Some Other Thoughts Beyond Mine
Here’s what Jim Durbin, digital marketer and headhunter with Brandstorming, says:
The modern office moves very fast in comparison to even a decade ago. The challenge we face in any interview process is a lack of time and attention. Human beings tend to believe that what they’re focused is on is what’s most important. (This is why meetings are derailed with a ten-minute discussion on one phrase in a 30-page presentation). When you leave a meeting at 1:59 and have an interview at 2:00, you will find it very difficult to immediately switch your attention to the interview. This is known as “attentional focus.” You have to clear out and close what you were working on, or your very human brain will lack the ability to connect with that candidate. One things human do very well is read and react to non-verbal cues. A disinterested manager is going to get less useful answers than a manager who is focused on the interview.
Look at it from the standpoint of the jobseeker. “Let me take a look at your resume,” or “let’s pull out this interview script and see what it says” suggests that this interview is not an important part of your day. That lack of focus is equivalent to a candidate responding to your question about the company with “from what little I know …”
You would rightly conclude the candidate was either unprepared or lacking in confidence. What are they concluding about you?
It’s not enough to be trained well and follow the process. You have to respect the candidate enough to come to the interview prepared and ready to engage. This means scheduling a few minutes prior to the interview to get your thoughts together.”
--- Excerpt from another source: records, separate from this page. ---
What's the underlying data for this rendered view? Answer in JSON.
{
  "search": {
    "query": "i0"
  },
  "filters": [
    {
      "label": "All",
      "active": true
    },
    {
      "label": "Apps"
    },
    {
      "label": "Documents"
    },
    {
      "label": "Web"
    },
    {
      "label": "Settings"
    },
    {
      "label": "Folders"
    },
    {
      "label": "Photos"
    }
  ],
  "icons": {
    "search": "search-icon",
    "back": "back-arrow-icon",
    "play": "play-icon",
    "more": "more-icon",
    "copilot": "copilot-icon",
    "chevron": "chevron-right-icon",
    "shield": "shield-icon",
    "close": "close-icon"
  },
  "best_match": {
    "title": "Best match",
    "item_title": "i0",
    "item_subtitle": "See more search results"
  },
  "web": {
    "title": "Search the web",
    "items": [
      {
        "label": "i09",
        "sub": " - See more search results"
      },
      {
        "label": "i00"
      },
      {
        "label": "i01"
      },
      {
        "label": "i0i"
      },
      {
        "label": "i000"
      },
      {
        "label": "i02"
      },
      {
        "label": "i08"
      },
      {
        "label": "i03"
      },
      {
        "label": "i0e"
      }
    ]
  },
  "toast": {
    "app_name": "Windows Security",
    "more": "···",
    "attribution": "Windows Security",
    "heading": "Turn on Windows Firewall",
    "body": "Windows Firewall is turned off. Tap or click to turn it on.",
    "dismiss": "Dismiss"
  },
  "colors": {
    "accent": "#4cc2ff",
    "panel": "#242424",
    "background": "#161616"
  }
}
Nathan Mondragon, chief I/O psychologist, HireVue, says:
If you follow the advice Rob provided in this article, you should obtain higher quality results, and not to mention, be more legally defensible and unbiased in your interviewing methods. For decades, structured interviews have been a valuable method for eliciting high fidelity, rich job-relevant interactions. They balance the ability to predict important job and organizational outcomes with a more positive, engaging applicant experience. However, scalability of these interview programs is hard and predictive accuracy decreases as more interviewers are used (there are more bad evaluators than good ones out there).
Even if you don’t feel ready to build a better interviewing framework right now, hopefully you can pull a few nuggets from this article and start that dialogue with HR and the business.